Sérgio Godinho, Escritor de Canções (*)
"Mútuo Consentimento" é o novo trabalho de Sérgio Godinho, disponível em CD ou na iTunes Store, acompanhado de um fantástico "digital booklet". O sobressalto tecnológico cai bem a Sérgio Godinho e aos assessores que com ele assinam este trabalho, alguns mais habituais que outros. Fazer "download" de Godinho é ver a tecnologia tremer do sobressalto de se sentir ultrapassada; o poeta nascido no Porto em 1945 é um clássico, condenado a ultrapassar a sua época, a língua portuguesa em plena elevação e maturidade criativa e popular, a negação total do autoreferenciamento que por aí disfarça a completa falta de imaginação em que se arrasta, insular, o mercado "eterno adolescente" da música portuguesa.

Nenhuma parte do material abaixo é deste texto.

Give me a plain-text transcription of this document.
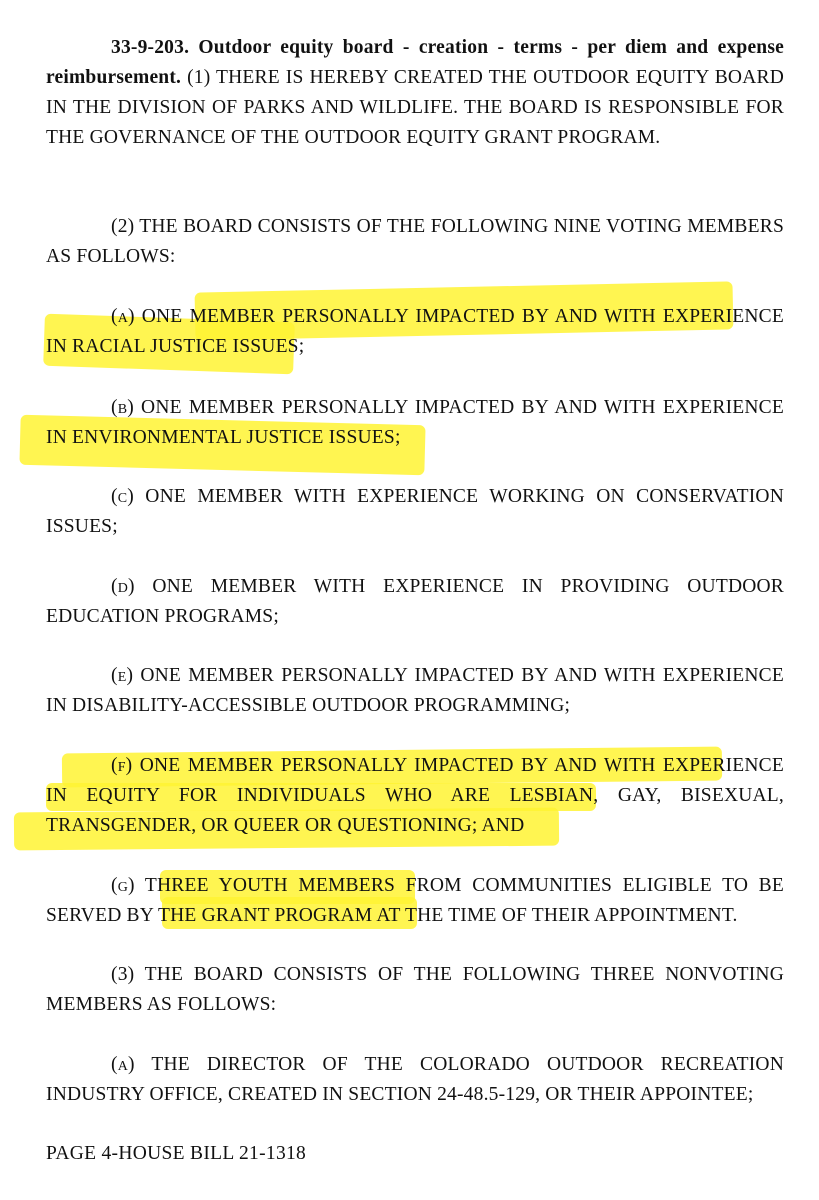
33-9-203. Outdoor equity board - creation - terms - per diem and expense reimbursement. (1) THERE IS HEREBY CREATED THE OUTDOOR EQUITY BOARD IN THE DIVISION OF PARKS AND WILDLIFE. THE BOARD IS RESPONSIBLE FOR THE GOVERNANCE OF THE OUTDOOR EQUITY GRANT PROGRAM.
(2) THE BOARD CONSISTS OF THE FOLLOWING NINE VOTING MEMBERS AS FOLLOWS:
(a) ONE MEMBER PERSONALLY IMPACTED BY AND WITH EXPERIENCE IN RACIAL JUSTICE ISSUES;
(b) ONE MEMBER PERSONALLY IMPACTED BY AND WITH EXPERIENCE IN ENVIRONMENTAL JUSTICE ISSUES;
(c) ONE MEMBER WITH EXPERIENCE WORKING ON CONSERVATION ISSUES;
(d) ONE MEMBER WITH EXPERIENCE IN PROVIDING OUTDOOR EDUCATION PROGRAMS;
(e) ONE MEMBER PERSONALLY IMPACTED BY AND WITH EXPERIENCE IN DISABILITY-ACCESSIBLE OUTDOOR PROGRAMMING;
(f) ONE MEMBER PERSONALLY IMPACTED BY AND WITH EXPERIENCE IN EQUITY FOR INDIVIDUALS WHO ARE LESBIAN, GAY, BISEXUAL, TRANSGENDER, OR QUEER OR QUESTIONING; AND
(g) THREE YOUTH MEMBERS FROM COMMUNITIES ELIGIBLE TO BE SERVED BY THE GRANT PROGRAM AT THE TIME OF THEIR APPOINTMENT.
(3) THE BOARD CONSISTS OF THE FOLLOWING THREE NONVOTING MEMBERS AS FOLLOWS:
(a) THE DIRECTOR OF THE COLORADO OUTDOOR RECREATION INDUSTRY OFFICE, CREATED IN SECTION 24-48.5-129, OR THEIR APPOINTEE;
PAGE 4-HOUSE BILL 21-1318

O disco é atravessado por uma massa de sons feitos de e para as palavras, consistentes, que ora se dispersam para formas mais voluptuosas nos temas ditos "românticos", ora se solidificam e ganham gravidade na sensibilidade cinematográfica com que são sublimados os temas da cidade, da insónia, do despojamento, da precariedade. Alguns dos arranjos e produção do lado mais óbvio do disco situam-se num território de referências pop claras e inequívocas, com escolhas inteligentes, sintéticas, cirúrgicas às vezes. À sexta faixa soam as primeiras notas do piano de Bernardo Sassetti, autor da música para o poema "Dias Consecutivos".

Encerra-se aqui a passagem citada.